On Thursday, news broke that some people in the ruling Democratic Progressive Party (DPP) plan to bump Vice President Saulos Chilima off so that a favourite of theirs can take over power in the event of President Peter Mutharika’s death or incapacitation.

Section 87 of the Malawi constitution empowers the Vice President to take over if the president dies or is incapacitated.
When President Bingu wa Mutharika died in 2012, DPP found itself in a quandary. Without warning, the party was faced with the grim and sober reality that power was going to slide away from its grip. And slide it did.
German philosopher, Friedrich Nietzsche, floats the theory of eternal recurrence which, in short, says all existence has been recurring, and will continue to recur, in a self-similar form for an infinite number of times across infinite time or space. It seems to dawn on the DPP rank and file that events of 2012 are in the process of repeating themselves, in line with the theory of eternal recurrence.
But this time they do not want to leave anything to chance. If the president gets incapacitated or dies, they will hide the news long enough until they have sorted Chilima out. Only then will they come in the open to announce the death.
Why kill him? Why not simply write a letter in Mutharika’s name and dismiss him?
It’s because Chilima can only leave the position of Vice President in three ways: impeachment, resignation or death. Since impeachment is tricky and has little chance of succeeding – besides, you have to have real reasons for impeaching him or the courts will quash the decision –; and also since he is unlikely to resign – he has no reason for doing so – the only surest and quickest way to remove him is death.
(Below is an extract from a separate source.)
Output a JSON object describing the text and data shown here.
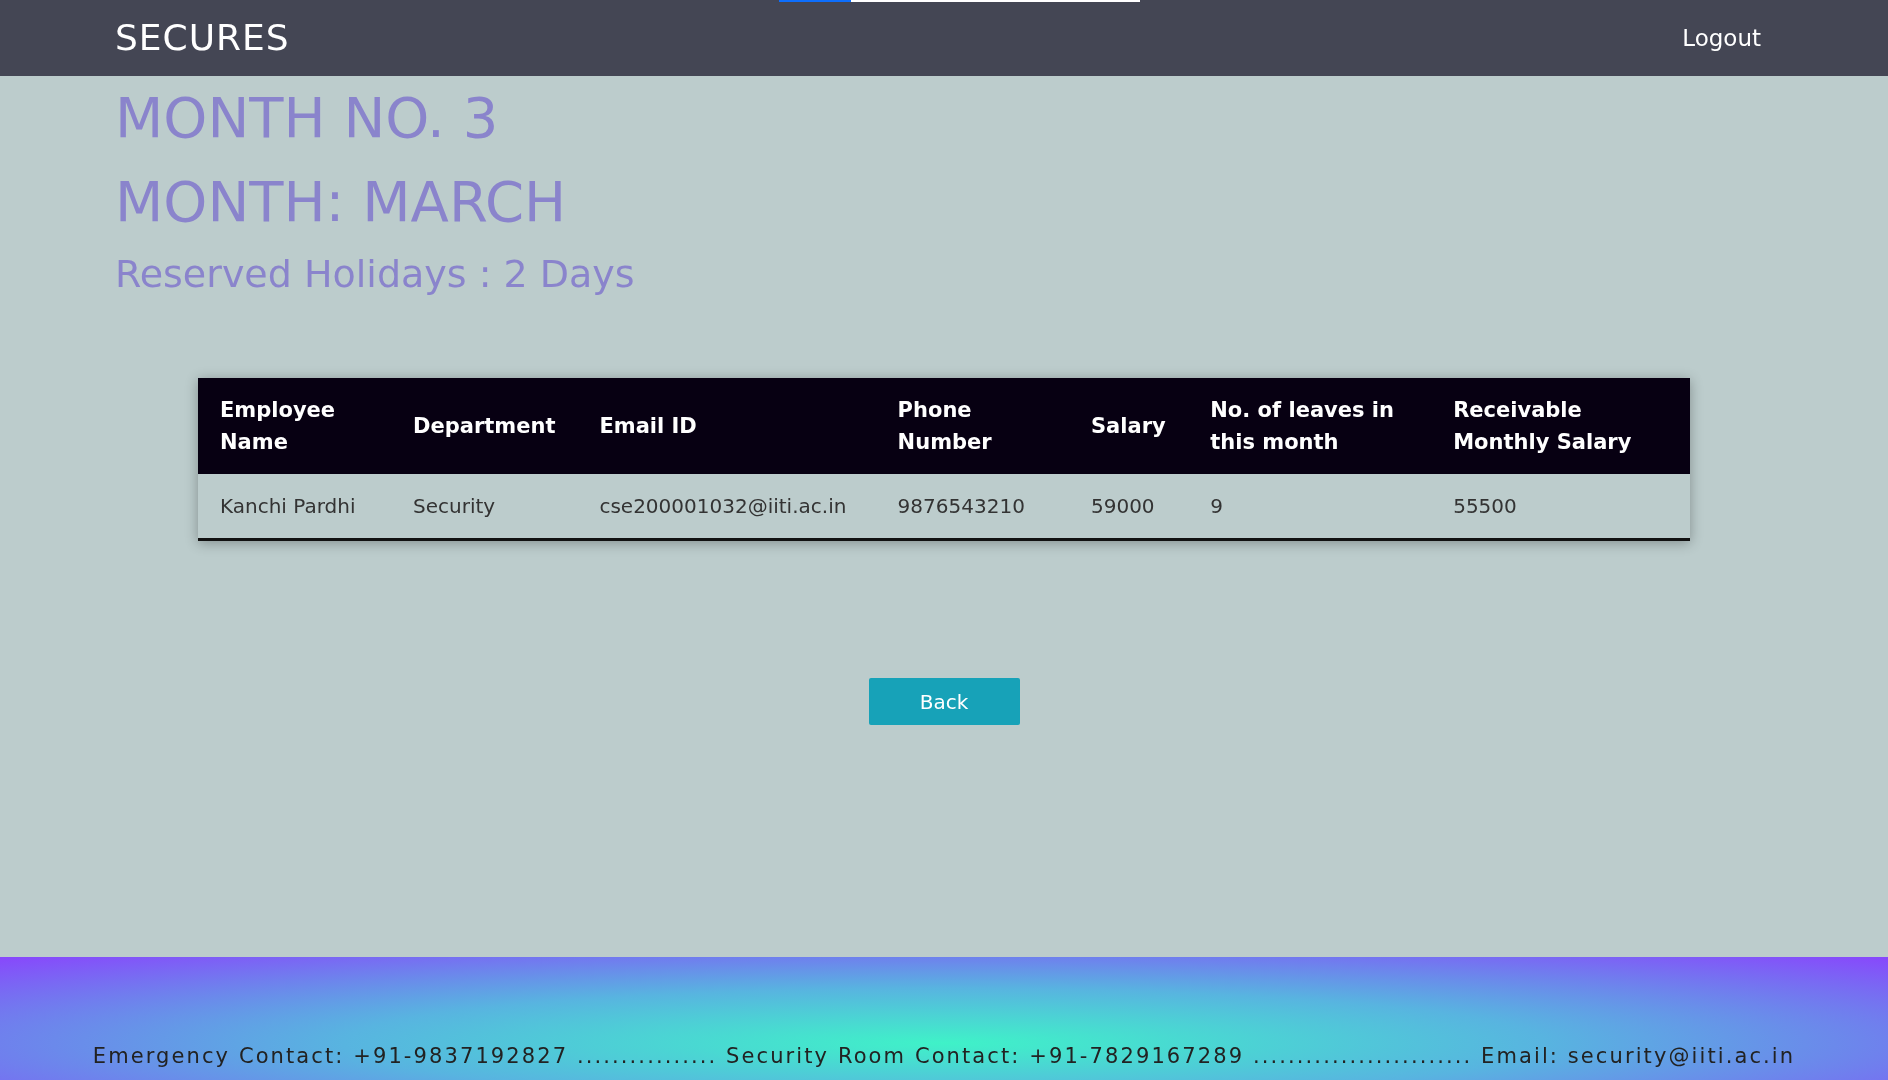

Some powerful cabinet ministers regard Chilima as an intruder. One, he is not from the Lomwe tribe, the president ethnic group. And two, he does not hold any position in the party. These powerful ministers, especially from the Lomwe belt, want Chilima out of the way as quickly as possible.
For the DPP cadre to press the panic button, it started with the annual non-mandatory presidential trip to the United Nations General Assembly (UNGA). Mutharika’s departure was just as secretive as his entire stay in the United States.
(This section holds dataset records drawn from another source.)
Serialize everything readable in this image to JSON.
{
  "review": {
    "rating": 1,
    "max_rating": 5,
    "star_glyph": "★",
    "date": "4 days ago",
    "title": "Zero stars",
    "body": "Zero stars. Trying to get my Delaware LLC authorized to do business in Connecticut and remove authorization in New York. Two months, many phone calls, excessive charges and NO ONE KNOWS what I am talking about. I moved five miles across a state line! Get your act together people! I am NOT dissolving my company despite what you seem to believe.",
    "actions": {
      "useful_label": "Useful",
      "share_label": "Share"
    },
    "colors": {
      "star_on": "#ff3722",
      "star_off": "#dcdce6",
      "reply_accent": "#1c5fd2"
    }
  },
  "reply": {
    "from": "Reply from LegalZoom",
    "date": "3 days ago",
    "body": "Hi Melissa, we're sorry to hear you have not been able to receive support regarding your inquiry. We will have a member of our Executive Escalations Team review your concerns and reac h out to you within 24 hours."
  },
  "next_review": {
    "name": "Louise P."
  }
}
The government totally refused to disclose the number of people that had gone to attend the conference. We only heard through the grapevine that some – like bodyguard Paulos Chisale – allegedly took along with them girlfriends, the bill footed by the government, of course.
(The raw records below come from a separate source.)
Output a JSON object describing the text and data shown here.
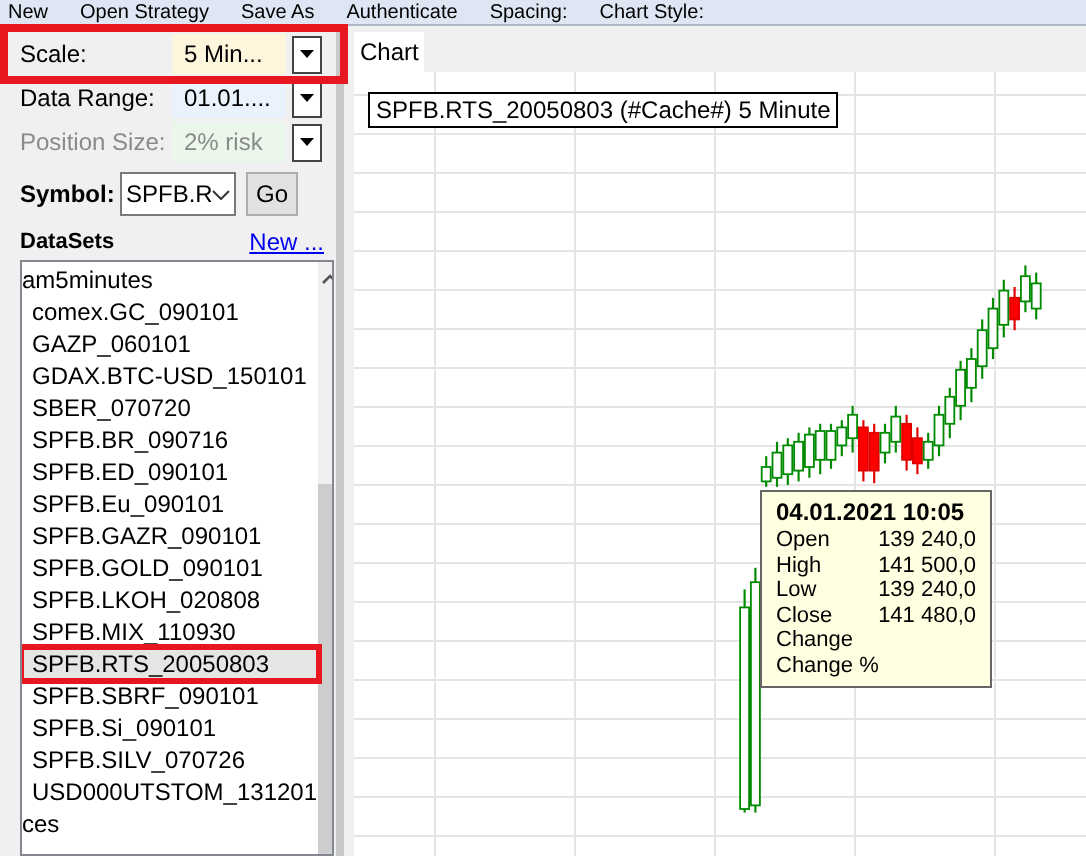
{
  "toolbar": [
    "New",
    "Open Strategy",
    "Save As",
    "Authenticate",
    "Spacing:",
    "Chart Style:"
  ],
  "settings": [
    {
      "label": "Scale:",
      "value": "5 Min...",
      "disabled": false,
      "highlighted": true,
      "color": "#fdf5dc"
    },
    {
      "label": "Data Range:",
      "value": "01.01....",
      "disabled": false,
      "highlighted": false,
      "color": "#eaf3fd"
    },
    {
      "label": "Position Size:",
      "value": "2% risk",
      "disabled": true,
      "highlighted": false,
      "color": "#eaf7ea"
    }
  ],
  "symbol": {
    "label": "Symbol:",
    "value": "SPFB.R",
    "button": "Go"
  },
  "datasets": {
    "title": "DataSets",
    "link": "New ...",
    "items": [
      {
        "label": "am5minutes",
        "selected": false,
        "highlighted": false
      },
      {
        "label": "comex.GC_090101",
        "selected": false,
        "highlighted": false
      },
      {
        "label": "GAZP_060101",
        "selected": false,
        "highlighted": false
      },
      {
        "label": "GDAX.BTC-USD_150101",
        "selected": false,
        "highlighted": false
      },
      {
        "label": "SBER_070720",
        "selected": false,
        "highlighted": false
      },
      {
        "label": "SPFB.BR_090716",
        "selected": false,
        "highlighted": false
      },
      {
        "label": "SPFB.ED_090101",
        "selected": false,
        "highlighted": false
      },
      {
        "label": "SPFB.Eu_090101",
        "selected": false,
        "highlighted": false
      },
      {
        "label": "SPFB.GAZR_090101",
        "selected": false,
        "highlighted": false
      },
      {
        "label": "SPFB.GOLD_090101",
        "selected": false,
        "highlighted": false
      },
      {
        "label": "SPFB.LKOH_020808",
        "selected": false,
        "highlighted": false
      },
      {
        "label": "SPFB.MIX_110930",
        "selected": false,
        "highlighted": false
      },
      {
        "label": "SPFB.RTS_20050803",
        "selected": true,
        "highlighted": true
      },
      {
        "label": "SPFB.SBRF_090101",
        "selected": false,
        "highlighted": false
      },
      {
        "label": "SPFB.Si_090101",
        "selected": false,
        "highlighted": false
      },
      {
        "label": "SPFB.SILV_070726",
        "selected": false,
        "highlighted": false
      },
      {
        "label": "USD000UTSTOM_131201",
        "selected": false,
        "highlighted": false
      },
      {
        "label": "ces",
        "selected": false,
        "highlighted": false
      }
    ]
  },
  "tabs": [
    {
      "label": "Chart",
      "selected": true
    }
  ],
  "chart": {
    "title": "SPFB.RTS_20050803 (#Cache#) 5 Minute",
    "tooltip": {
      "date": "04.01.2021 10:05",
      "rows": [
        {
          "label": "Open",
          "value": "139 240,0"
        },
        {
          "label": "High",
          "value": "141 500,0"
        },
        {
          "label": "Low",
          "value": "139 240,0"
        },
        {
          "label": "Close",
          "value": "141 480,0"
        },
        {
          "label": "Change"
        },
        {
          "label": "Change %"
        }
      ]
    }
  }
}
For a few days of his stay in the United States, we saw Mutharika attend some functions and make speeches here and there. For instance, a photo of the president chatting with former United States president, Bill Clinton, was widely shared, as were photos of him receiving some dubious award from a dubious Nigerian magazine.
But all that came to a stop as abrupt as the black-out by the Electricity Supply Commission of Malawi.
A well-placed source in New York told me: “We were all preparing to meet the president the following day. He had several other activities lined up. Then suddenly, we were told that he was unwell and that the doctor had recommended a bed rest. From that point onwards, no one was allowed to see him.”
Like that game of kamwayi-kamunthu or now-you-see-it-now-you-don’t, Mutharika had disappeared.
Dead or alive?
Back home, hysteria mounted. In these days of advanced technology, the country’s temperature is measured through social media. The hashtag, #bringbackourMutharika began to trend on Twitter and Facebook.
The government deliberately decided to put a black-out on Mutharika’s news. The Minister of Information, Maliseni Ndau, kept saying the president was continuing with meetings in the United States. What sort of meetings, the government could not say. Had he, perhaps, taken days off to see his three children who live there? No, Ndau said. Was he seeing friends in the countryside, since he lived there for forty years? No. What then? Yada, yada, yada, Ndau huffed and puffed.
Theories abound, the most plausible of which was floated by barrister Allan Ntata: President Mutharika was taken ill. It was discovered that he had a brain tumour. Doctors made a decision to operate on it, to nip the tumor in the bud as it was at its earliest stages. When the president stayed two days in a comma, the inner circle went into panic. That was the time rumours began to circulate that Mutharika had gone to meet his Maker.
That was also when they decided to be highly secretive about it. They needed time to bump off the Vice President so that they could take over power and continue plundering the nation.
Let the rule of law prevail
It would be stupid of the DPP to think that they can kill Chilima and get away with it. The world is watching. Whether it’s through some dubious car accident or sudden disappearance or poisoning, it will no longer be a secret. One text message sent in error to a well-meaning Malawian has exposed all that. 
 If Mutharika is incapacitated, let the rule of law prevail. Don’t think you’re too clever. The eye of God is watching you.